Last month, New Mexico’s Human Services Secretary Sidonie Squier withdrew Medicaid funding from 15 behavioral health facilities after an audit by a Boston firm found that the facilities mishandled their dollars. The audit allegedly found that the facilities have overbilled millions of dollars and may have engaged in fraudulent activities.

But Davis said the audit’s results were not accurate because the firm’s standards were too strict. He said in a similar audit in North Carolina, the firm incorrectly audited facilities in the state.

“This auditing firm in Boston did a similar audit in North Carolina,” he said. “After they committed the destruction of behavioral health clinics in North Carolina, they found that there were $3 million dollars in mispayment from honest mistakes. The company does not have a good record.”

According to the New Mexico Watchdog, the department has already lined up Arizona contractors to provide training and advise the audited facilities. The article also says the department has already allotted $17 million for the contractor services.

“The agencies are going to provide services until they can no longer keep their doors open,” he said. “This is a slap on the face of everyone who lives in New Mexico. The government feels that we cannot manage our own affairs.”

But in the meeting, Squier said her department did not take the audit easily, and that the department chose to freeze funding to the facilities to stay cautious about the audit results.

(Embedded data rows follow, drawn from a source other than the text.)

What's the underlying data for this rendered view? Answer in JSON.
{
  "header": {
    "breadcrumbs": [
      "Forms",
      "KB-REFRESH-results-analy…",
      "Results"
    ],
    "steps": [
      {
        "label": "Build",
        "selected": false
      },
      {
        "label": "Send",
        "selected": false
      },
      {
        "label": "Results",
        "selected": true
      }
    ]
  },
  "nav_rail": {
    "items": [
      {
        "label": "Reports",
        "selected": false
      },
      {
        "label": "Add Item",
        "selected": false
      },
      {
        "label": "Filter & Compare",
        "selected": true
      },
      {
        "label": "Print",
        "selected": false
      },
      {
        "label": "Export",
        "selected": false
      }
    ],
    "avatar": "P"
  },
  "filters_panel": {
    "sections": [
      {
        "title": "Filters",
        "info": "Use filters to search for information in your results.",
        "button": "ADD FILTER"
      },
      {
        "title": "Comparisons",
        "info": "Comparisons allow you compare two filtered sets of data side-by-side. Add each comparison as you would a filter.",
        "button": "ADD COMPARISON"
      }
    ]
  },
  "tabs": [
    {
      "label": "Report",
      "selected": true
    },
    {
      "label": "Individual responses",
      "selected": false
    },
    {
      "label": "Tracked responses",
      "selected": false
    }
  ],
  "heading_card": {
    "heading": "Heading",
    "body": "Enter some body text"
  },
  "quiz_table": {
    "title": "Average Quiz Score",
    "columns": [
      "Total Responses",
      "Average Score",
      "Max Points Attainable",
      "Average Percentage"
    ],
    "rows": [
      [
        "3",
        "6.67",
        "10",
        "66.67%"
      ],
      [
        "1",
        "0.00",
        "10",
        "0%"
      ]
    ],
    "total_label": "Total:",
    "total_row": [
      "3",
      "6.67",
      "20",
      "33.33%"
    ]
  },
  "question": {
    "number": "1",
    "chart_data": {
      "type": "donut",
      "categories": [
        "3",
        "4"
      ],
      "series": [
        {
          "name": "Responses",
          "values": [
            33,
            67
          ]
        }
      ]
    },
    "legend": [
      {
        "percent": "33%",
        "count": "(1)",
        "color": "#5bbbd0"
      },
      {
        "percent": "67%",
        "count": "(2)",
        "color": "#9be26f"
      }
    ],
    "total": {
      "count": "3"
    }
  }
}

“The 15 provider agencies that are being investigated failed the management services audit,” she said. “And they didn’t just fail it by a little bit. They failed by a large margin. If this were just about simple errors, we wouldn’t be here today.”

Squier said the audit was based on papers handed out by the behavioral health facilities to the auditing firm. She said after the firm dismissed “unintentional claims” made by the audited facilities, they still had a 74 percent error rate with regard to their funding.

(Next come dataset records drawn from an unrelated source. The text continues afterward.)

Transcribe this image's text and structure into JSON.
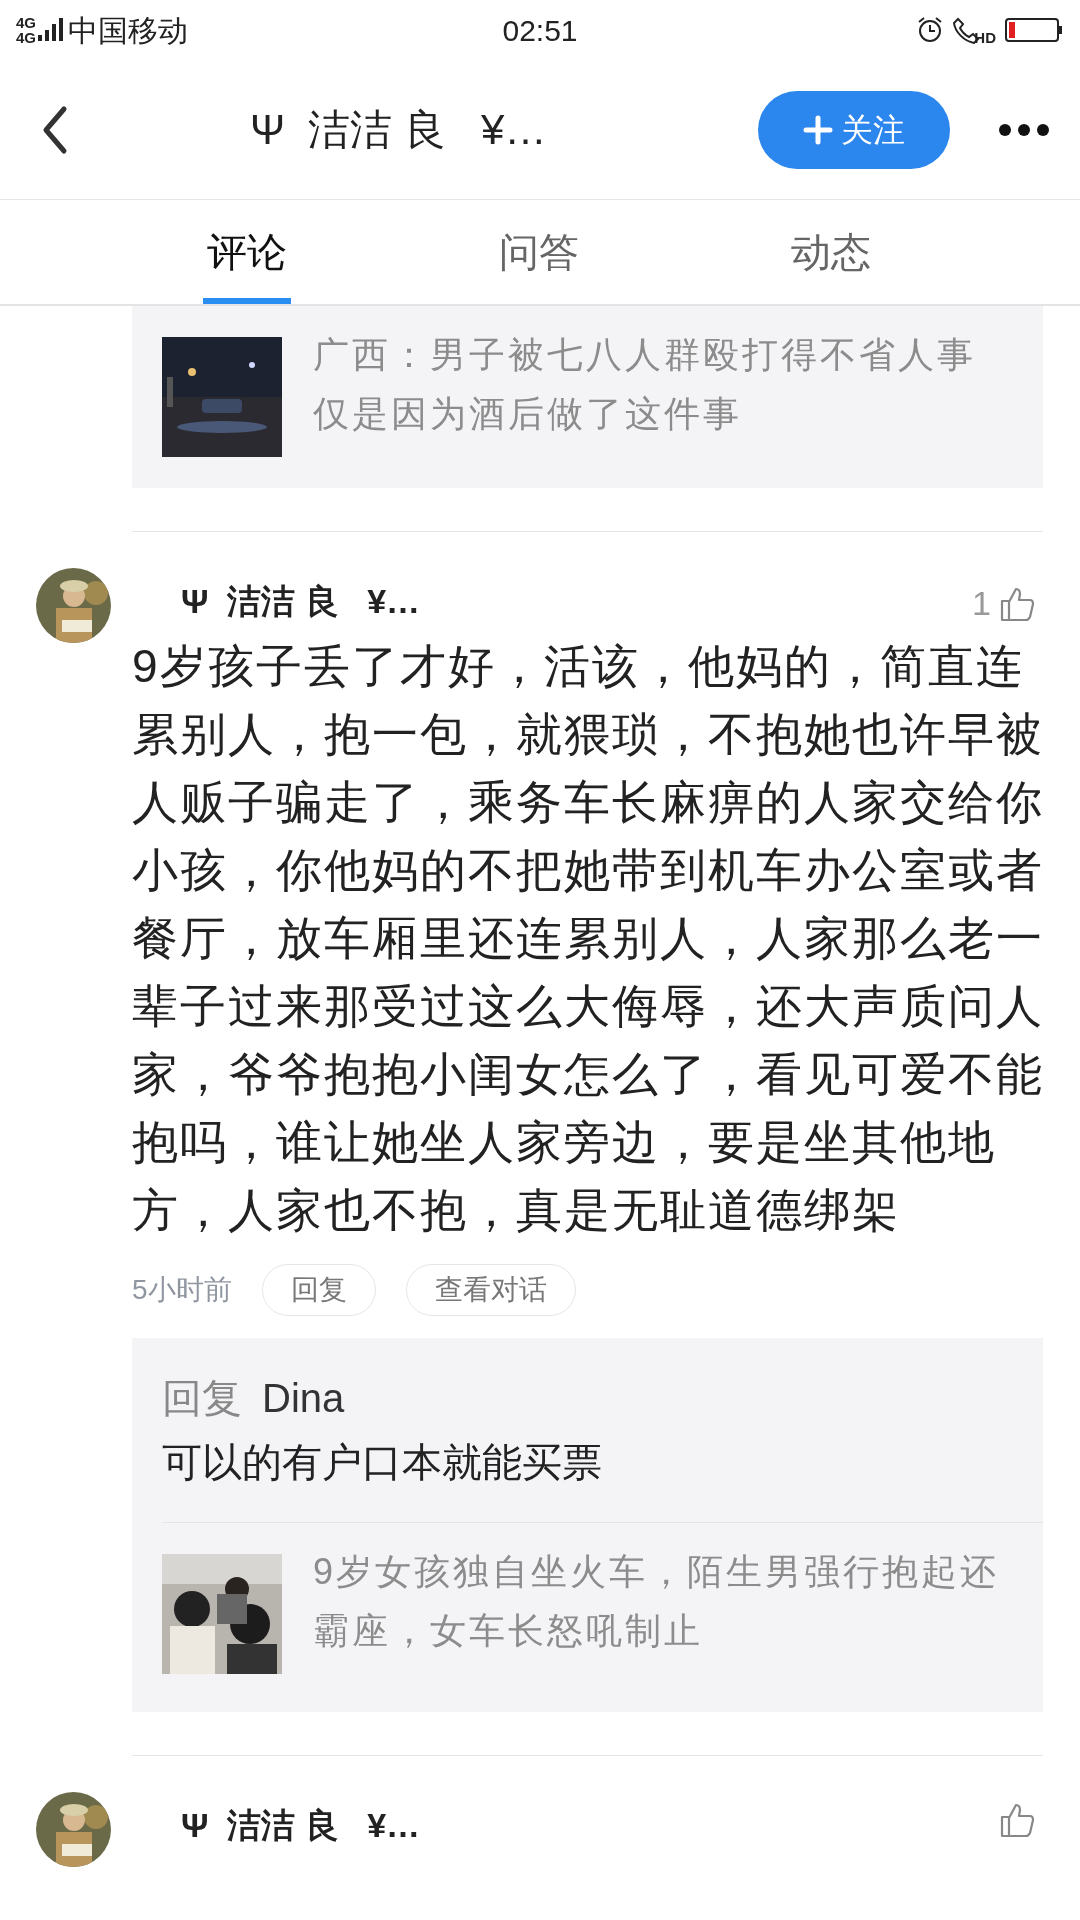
{
  "status_bar": {
    "network": [
      "4G",
      "4G"
    ],
    "carrier": "中国移动",
    "time": "02:51",
    "call_badge": "HD"
  },
  "header": {
    "title": "Ψ  洁洁 良   ¥…",
    "follow_button": "关注"
  },
  "tabs": [
    {
      "label": "评论",
      "selected": true
    },
    {
      "label": "问答",
      "selected": false
    },
    {
      "label": "动态",
      "selected": false
    }
  ],
  "linked_article": {
    "title": "广西：男子被七八人群殴打得不省人事仅是因为酒后做了这件事"
  },
  "comments": [
    {
      "author": "Ψ  洁洁 良   ¥…",
      "likes": "1",
      "body": "9岁孩子丢了才好，活该，他妈的，简直连累别人，抱一包，就猥琐，不抱她也许早被人贩子骗走了，乘务车长麻痹的人家交给你小孩，你他妈的不把她带到机车办公室或者餐厅，放车厢里还连累别人，人家那么老一辈子过来那受过这么大侮辱，还大声质问人家，爷爷抱抱小闺女怎么了，看见可爱不能抱吗，谁让她坐人家旁边，要是坐其他地方，人家也不抱，真是无耻道德绑架",
      "time": "5小时前",
      "actions": [
        "回复",
        "查看对话"
      ],
      "reply": {
        "label": "回复",
        "to": "Dina",
        "text": "可以的有户口本就能买票",
        "article": {
          "title": "9岁女孩独自坐火车，陌生男强行抱起还霸座，女车长怒吼制止"
        }
      }
    },
    {
      "author": "Ψ  洁洁 良   ¥…"
    }
  ]
}
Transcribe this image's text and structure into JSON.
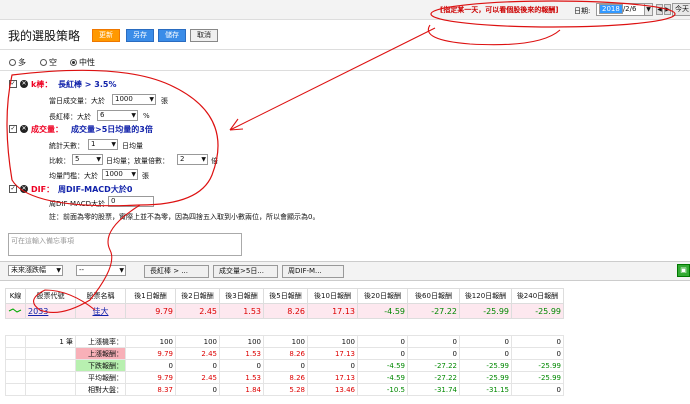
{
  "topbar": {
    "hint": "[指定某一天，可以看個股後來的報酬]",
    "date_label": "日期:",
    "date_year": "2018",
    "date_rest": "/2/6",
    "today_label": "今天"
  },
  "header": {
    "title": "我的選股策略",
    "buttons": [
      "更新",
      "另存",
      "儲存",
      "取消"
    ]
  },
  "bias": {
    "options": [
      "多",
      "空",
      "中性"
    ],
    "selected": 2
  },
  "criteria": {
    "k": {
      "tag": "k棒：",
      "desc": "長紅棒 > 3.5%",
      "row1": {
        "label": "當日成交量：大於",
        "value": "1000",
        "unit": "張"
      },
      "row2": {
        "label": "長紅棒：大於",
        "value": "6",
        "unit": "%"
      }
    },
    "vol": {
      "tag": "成交量：",
      "desc": "成交量>5日均量的3倍",
      "row1": {
        "label": "統計天數：",
        "value": "1",
        "unit": "日均量"
      },
      "row2": {
        "label": "比較：",
        "value": "5",
        "mid": "日均量；放量倍數：",
        "value2": "2",
        "unit": "倍"
      },
      "row3": {
        "label": "均量門檻：大於",
        "value": "1000",
        "unit": "張"
      }
    },
    "dif": {
      "tag": "DIF：",
      "desc": "周DIF-MACD大於0",
      "row1": {
        "label": "周DIF-MACD大於",
        "value": "0"
      },
      "note": "註：前面為零的股票，實際上並不為零，因為四捨五入取到小數兩位，所以會顯示為0。"
    }
  },
  "memo_placeholder": "可在這輸入備忘事項",
  "toolbar2": {
    "select1": "未來漲跌幅",
    "select2": "--",
    "tabs": [
      "長紅棒 > ...",
      "成交量>5日...",
      "周DIF-M..."
    ]
  },
  "table": {
    "headers": [
      "K線",
      "股票代號",
      "股票名稱",
      "後1日報酬",
      "後2日報酬",
      "後3日報酬",
      "後5日報酬",
      "後10日報酬",
      "後20日報酬",
      "後60日報酬",
      "後120日報酬",
      "後240日報酬"
    ],
    "rows": [
      {
        "code": "2033",
        "name": "佳大",
        "values": [
          "9.79",
          "2.45",
          "1.53",
          "8.26",
          "17.13",
          "-4.59",
          "-27.22",
          "-25.99",
          "-25.99"
        ]
      }
    ]
  },
  "stats": {
    "count": "1 筆",
    "rows": [
      {
        "label": "上漲機率：",
        "style": "",
        "values": [
          "100",
          "100",
          "100",
          "100",
          "100",
          "0",
          "0",
          "0",
          "0"
        ]
      },
      {
        "label": "上漲報酬：",
        "style": "red",
        "values": [
          "9.79",
          "2.45",
          "1.53",
          "8.26",
          "17.13",
          "0",
          "0",
          "0",
          "0"
        ]
      },
      {
        "label": "下跌報酬：",
        "style": "grn",
        "values": [
          "0",
          "0",
          "0",
          "0",
          "0",
          "-4.59",
          "-27.22",
          "-25.99",
          "-25.99"
        ]
      },
      {
        "label": "平均報酬：",
        "style": "",
        "values": [
          "9.79",
          "2.45",
          "1.53",
          "8.26",
          "17.13",
          "-4.59",
          "-27.22",
          "-25.99",
          "-25.99"
        ]
      },
      {
        "label": "相對大盤：",
        "style": "",
        "values": [
          "8.37",
          "0",
          "1.84",
          "5.28",
          "13.46",
          "-10.5",
          "-31.74",
          "-31.15",
          "0"
        ]
      }
    ]
  }
}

In addition, the facilities have hugely mishandled their Medicaid funding, Squire said.

“What we found is a 57 percent error rate on cases that could have potentially impacted the safety and health of the consumer,” she said. “We also found that in several other instances, evidence of transactions that were maybe designed for personal benefit of persons involved … We look at errors that are so far above any kind of error that is remotely acceptable.”

The attorney general’s office is investigating the audited facilities, Squier said. She said she stands by her decision to freeze their funding.

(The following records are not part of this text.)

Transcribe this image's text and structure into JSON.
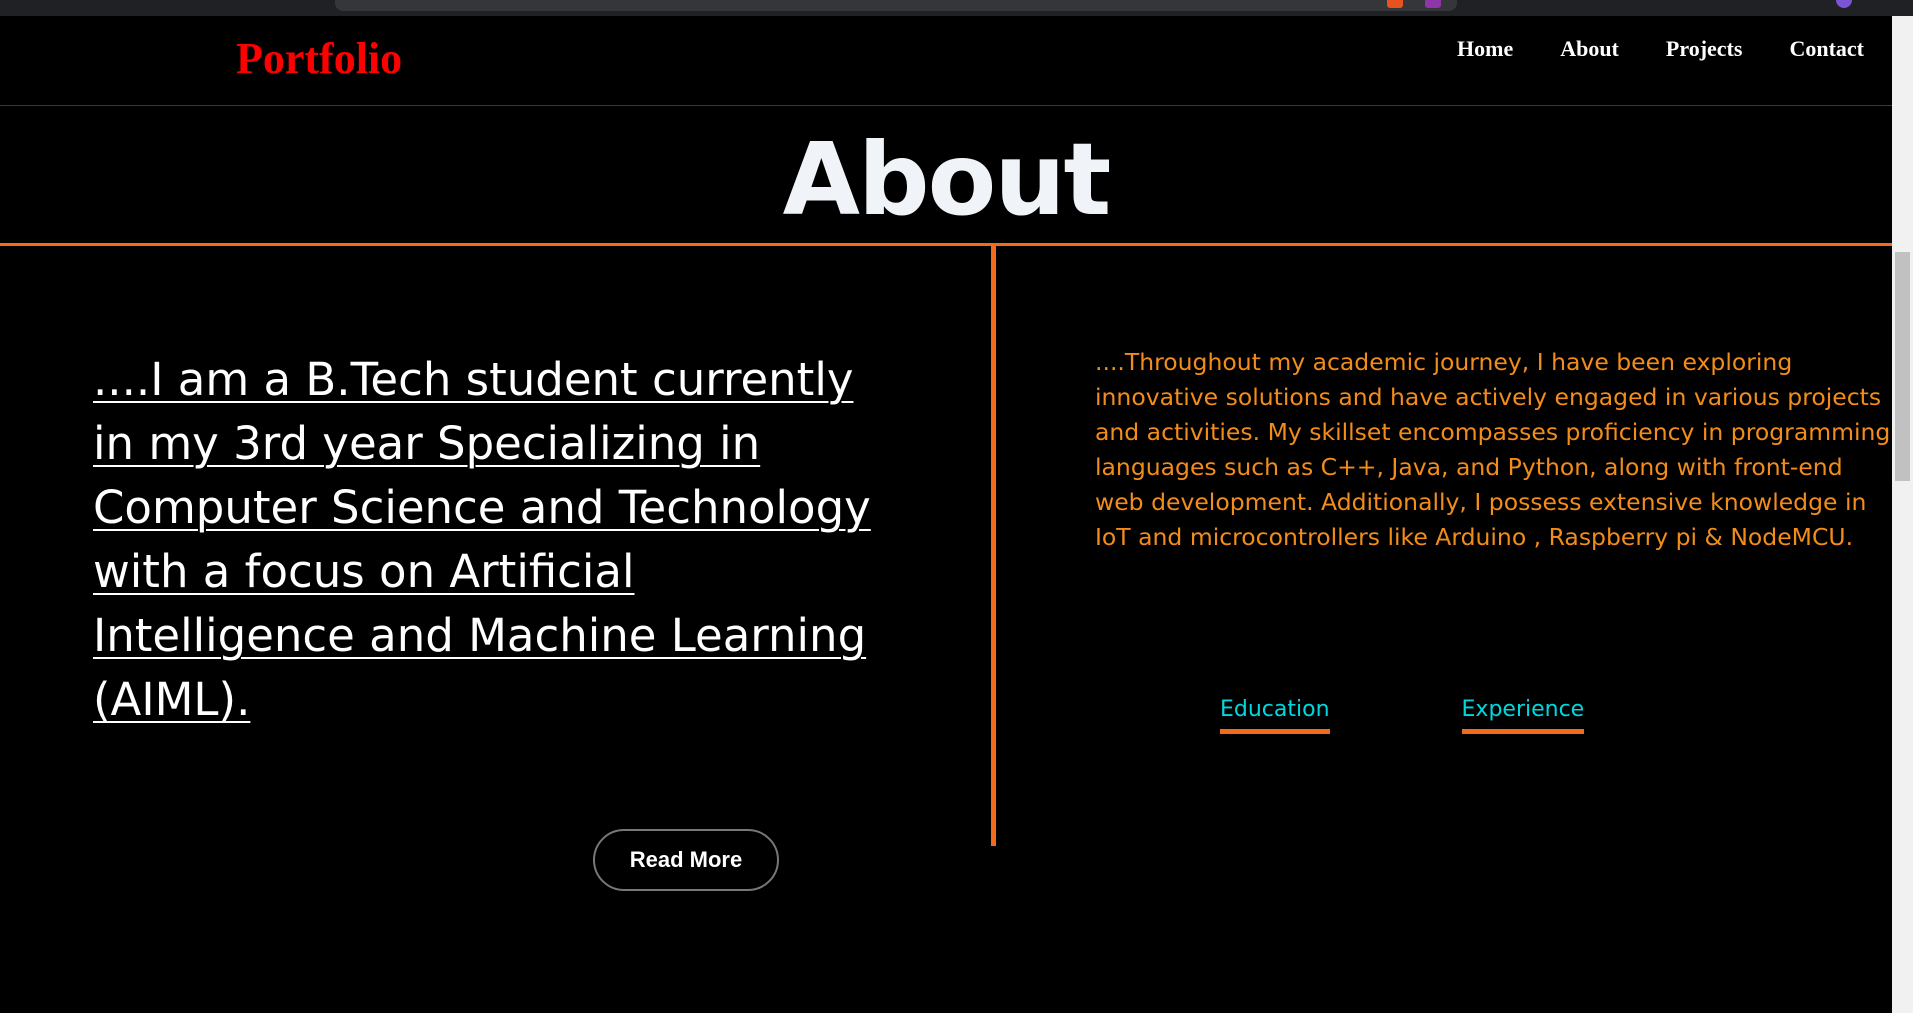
{
  "navbar": {
    "logo": "Portfolio",
    "links": [
      "Home",
      "About",
      "Projects",
      "Contact"
    ]
  },
  "about": {
    "title": "About",
    "intro": "....I am a B.Tech student currently in my 3rd year Specializing in Computer Science and Technology with a focus on Artificial Intelligence and Machine Learning (AIML).",
    "read_more_label": "Read More",
    "details": "....Throughout my academic journey, I have been exploring innovative solutions and have actively engaged in various projects and activities. My skillset encompasses proficiency in programming languages such as C++, Java, and Python, along with front-end web development. Additionally, I possess extensive knowledge in IoT and microcontrollers like Arduino , Raspberry pi & NodeMCU.",
    "tabs": [
      "Education",
      "Experience"
    ]
  },
  "colors": {
    "accent": "#f26b1d",
    "logo": "#ff0000",
    "details_text": "#f28c1a",
    "tab_text": "#00d8de",
    "background": "#000000"
  }
}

“My number one priority, and indeed, my job, is to protect behavioral health services,” she said. “It’s a very difficult issue. I’m really hoping that what we’re doing is the right thing to do. We will be able to strengthen the system by guaranteeing that consumer care and taxpayer dollars are protected in the most responsible manner.”

According to the Albuquerque Journal, the Human Services Department restored funding to one of the 15 facilities on Wednesday. The department has denied funding reinstatement requests from 11 others, and is still discussing whether to consider requests from the remaining three.

Davis said he helped start organizing the protest two weeks ago. He said he contacted TeamBuilders Counseling, Inc., a statewide behavioral health program, for support and was successful to have an additional 200 people at the event.

Hellen Rockwell, who has two children participating in TeamBuilder’s behavioral counseling program, attended the protest with her children. She said the freeze would greatly disadvantage her children.

“Without behavioral health, my children wouldn’t receive medication,” she said. “They wouldn’t receive therapy. There are a lot of things they’re going to end up losing. My children could end up in the street, doing drugs, who knows?”

Rockwell said she urges the department to restore funding to behavioral facilities in the state.

“I don’t like it,” she said. “Please don’t take mental health services away from the children.”

Although he is pessimistic that the department would restore funding to the other audited behavioral facilities, Davis said he encourages New Mexico residents to speak out against the freeze.

“I expect the state basically to stick to its guts,” he said. “I expect them to continue the freeze of the funding until these agencies have gone bankrupt. We need New Mexico to be vocal about this.”